Thou shalt not gang up on one or more members or indulge in the ‘exit’ drama
I have seen this only too many times. The exiting drama is one of the most entertaining events of a group. We all know you are going to come back, we all know that offended act is temporary. So quit the drama. Ganging up on a particular member in the nature of ‘jokes’ is insensitive and uncultured. This is almost always quickly followed by ‘OMG… Has (s)he left? We were all kidding! Takes stuff so seriously’. You didn’t know this when ten of you ganged up on one member?
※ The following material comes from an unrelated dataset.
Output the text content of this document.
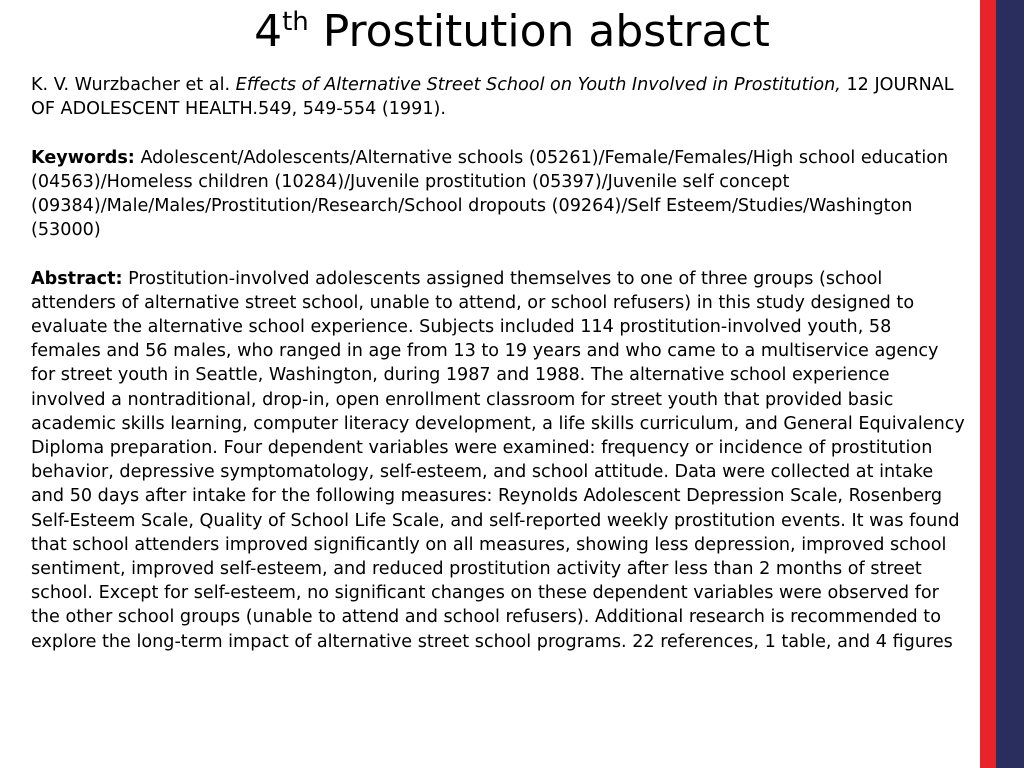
4th Prostitution abstract

K. V. Wurzbacher et al. Effects of Alternative Street School on Youth Involved in Prostitution, 12 JOURNAL OF ADOLESCENT HEALTH.549, 549-554 (1991).

Keywords: Adolescent/Adolescents/Alternative schools (05261)/Female/Females/High school education (04563)/Homeless children (10284)/Juvenile prostitution (05397)/Juvenile self concept (09384)/Male/Males/Prostitution/Research/School dropouts (09264)/Self Esteem/Studies/Washington (53000)

Abstract: Prostitution-involved adolescents assigned themselves to one of three groups (school attenders of alternative street school, unable to attend, or school refusers) in this study designed to evaluate the alternative school experience. Subjects included 114 prostitution-involved youth, 58 females and 56 males, who ranged in age from 13 to 19 years and who came to a multiservice agency for street youth in Seattle, Washington, during 1987 and 1988. The alternative school experience involved a nontraditional, drop-in, open enrollment classroom for street youth that provided basic academic skills learning, computer literacy development, a life skills curriculum, and General Equivalency Diploma preparation. Four dependent variables were examined: frequency or incidence of prostitution behavior, depressive symptomatology, self-esteem, and school attitude. Data were collected at intake and 50 days after intake for the following measures: Reynolds Adolescent Depression Scale, Rosenberg Self-Esteem Scale, Quality of School Life Scale, and self-reported weekly prostitution events. It was found that school attenders improved significantly on all measures, showing less depression, improved school sentiment, improved self-esteem, and reduced prostitution activity after less than 2 months of street school. Except for self-esteem, no significant changes on these dependent variables were observed for the other school groups (unable to attend and school refusers). Additional research is recommended to explore the long-term impact of alternative street school programs. 22 references, 1 table, and 4 figures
Thou shalt not communicate using ONLY emoji
This comes last, but should actually come first. Emoji are used for additional emphasis only. Words can never be substituted by the ocher faces. It is absurd to even think so. Just sending a random emoji in reply to a message or even for regular messaging is pointless and confusing. If you have something to say, type it. If you don’t have anything to say, just sit back and watch others talk. Communicating only using emoji is weird and downright confusing.
These ten commandments do not even cover the bare essentials, though. WhatsApp groups are, at once, the most useful and annoying feature of the app. Got any to add?